Italy imposes its harshest new restrictions since the spring as the nation registers a record high number of new coronavirus cases.
Italy has imposed fresh restrictions including the closures of bars and restaurants at 18.00 to curb a second wave of covid-19, with a record 19,644 new coronavirus cases registered yesterday, 24 October.
The latest decree, whose contents were outlined today in a televised address by premier Giuseppe Conte, are effective from midnight tonight until Tuesday 24 November.
The new restrictions, agreed in collaboration with regional authorities, seek to further limit social contacts and gatherings of people, particularly at night.
However the decree does not impose a nationwide curfew or lockdown, with shops and most businesses to stay open.
Conte has repeatedly insisted that he wants to avert a blanket national lockdown, saying it would wreck the already fragile economy.
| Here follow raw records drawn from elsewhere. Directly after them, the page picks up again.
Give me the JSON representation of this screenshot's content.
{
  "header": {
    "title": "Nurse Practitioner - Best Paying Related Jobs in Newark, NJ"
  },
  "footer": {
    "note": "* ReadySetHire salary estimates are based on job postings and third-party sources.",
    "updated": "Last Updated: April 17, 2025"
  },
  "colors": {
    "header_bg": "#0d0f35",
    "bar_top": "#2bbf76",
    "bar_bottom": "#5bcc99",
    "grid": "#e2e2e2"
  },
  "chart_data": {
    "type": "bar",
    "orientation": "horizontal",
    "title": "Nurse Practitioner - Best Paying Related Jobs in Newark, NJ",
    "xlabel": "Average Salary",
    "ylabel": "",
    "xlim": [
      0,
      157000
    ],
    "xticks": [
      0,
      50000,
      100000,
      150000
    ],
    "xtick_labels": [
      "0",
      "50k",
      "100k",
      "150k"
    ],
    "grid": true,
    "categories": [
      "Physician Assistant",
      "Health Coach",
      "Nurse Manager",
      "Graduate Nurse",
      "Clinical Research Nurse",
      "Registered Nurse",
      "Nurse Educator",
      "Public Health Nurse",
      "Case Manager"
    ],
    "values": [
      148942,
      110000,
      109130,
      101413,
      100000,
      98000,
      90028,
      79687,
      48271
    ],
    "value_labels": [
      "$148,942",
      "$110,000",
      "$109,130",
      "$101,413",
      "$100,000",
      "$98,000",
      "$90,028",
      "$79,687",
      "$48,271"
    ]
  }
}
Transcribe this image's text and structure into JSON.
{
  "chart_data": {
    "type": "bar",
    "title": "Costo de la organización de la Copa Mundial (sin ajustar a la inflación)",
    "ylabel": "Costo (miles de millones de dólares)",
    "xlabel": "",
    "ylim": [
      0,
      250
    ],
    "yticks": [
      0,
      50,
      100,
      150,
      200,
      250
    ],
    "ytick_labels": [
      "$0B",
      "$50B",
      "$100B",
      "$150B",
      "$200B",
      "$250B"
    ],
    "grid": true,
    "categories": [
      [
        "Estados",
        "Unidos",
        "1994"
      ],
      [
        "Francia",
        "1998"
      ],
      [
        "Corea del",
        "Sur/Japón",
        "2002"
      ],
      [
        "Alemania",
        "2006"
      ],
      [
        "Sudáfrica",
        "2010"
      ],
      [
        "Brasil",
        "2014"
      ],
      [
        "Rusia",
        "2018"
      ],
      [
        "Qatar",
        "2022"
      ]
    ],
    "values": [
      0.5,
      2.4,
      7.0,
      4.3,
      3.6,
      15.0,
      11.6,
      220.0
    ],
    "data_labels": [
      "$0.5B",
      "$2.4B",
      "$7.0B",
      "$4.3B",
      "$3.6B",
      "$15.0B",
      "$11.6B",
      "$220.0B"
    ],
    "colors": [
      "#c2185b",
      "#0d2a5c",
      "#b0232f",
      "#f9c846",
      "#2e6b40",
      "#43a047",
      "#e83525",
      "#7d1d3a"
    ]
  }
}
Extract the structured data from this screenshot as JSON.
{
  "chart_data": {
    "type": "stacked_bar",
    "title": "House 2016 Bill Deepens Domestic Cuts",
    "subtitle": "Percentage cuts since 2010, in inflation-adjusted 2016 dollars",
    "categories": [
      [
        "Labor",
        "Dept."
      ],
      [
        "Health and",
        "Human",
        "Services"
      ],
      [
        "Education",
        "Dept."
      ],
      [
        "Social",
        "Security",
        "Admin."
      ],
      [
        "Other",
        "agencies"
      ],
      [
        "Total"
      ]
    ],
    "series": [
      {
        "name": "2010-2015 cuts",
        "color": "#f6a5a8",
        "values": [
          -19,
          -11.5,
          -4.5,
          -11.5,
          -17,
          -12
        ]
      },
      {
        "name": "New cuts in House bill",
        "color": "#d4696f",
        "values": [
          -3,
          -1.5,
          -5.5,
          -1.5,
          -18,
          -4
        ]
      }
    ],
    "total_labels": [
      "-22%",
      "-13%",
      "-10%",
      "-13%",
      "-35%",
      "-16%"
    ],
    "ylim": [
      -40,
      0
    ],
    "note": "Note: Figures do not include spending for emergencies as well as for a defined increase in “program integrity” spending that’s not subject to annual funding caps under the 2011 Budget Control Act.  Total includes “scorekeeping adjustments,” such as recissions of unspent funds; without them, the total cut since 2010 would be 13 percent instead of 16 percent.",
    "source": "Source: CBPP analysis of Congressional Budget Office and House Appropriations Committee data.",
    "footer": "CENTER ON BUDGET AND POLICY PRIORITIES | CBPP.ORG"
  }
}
Bars, pubs and restaurants
From tomorrow, bars, pubs, restaurants, ice cream parlours and pastry shops must close every day at 18.00, with restaurants permitted to sell takeaway food until midnight.
Premises serving food and drink may open between 05.00 and 18.00. It is also forbidden to consume food and drinks in public places after 18.00.
There is a new "rule of four" for restaurants, with a maximum of four people per table, unless they are co-habiting.
Parties following religious or civil ceremonies, including weddings, will be banned.
Gyms, pools, bingo halls
The new anti-covid restrictions will close gyms, swimming pools, spas, wellness centres, casinos, betting shops and bingo halls.
Cinemas and theatres
The decree shuts all cinemas, theatres and concert halls, however museums will remain open, under strict visiting rules.
The decree includes the "strongly recommendation" for people "not to move, by public or private transport, except for work, study, health reasons, for situations of necessity, to carry out activities or use services that have not been suspended."
There remains, therefore, free movement between Italy's regions.
Kindergartens, elementary and middle schools in Italy will remain open for face-to-face lessons however high school students are to receive "at least 75 per cent" of their lessons via remote teaching.
Smart-working will also be encouraged as much as possible.
Curfews in Italian regions
Overnight curfews have been ordered by local governors in the regions of Campania (Naples), Lazio (Rome) and Lombardia (Milan), with similar measures expected in other regions in the coming days.
On the night of 23 October, crowds of protestors in Naples clashed with police over the curfew and the prospect of lockdown as threatened by Campania governor Vincenzo De Luca.
This was followed last night by violent clashes in Rome, in protest over the city's midnight curfew.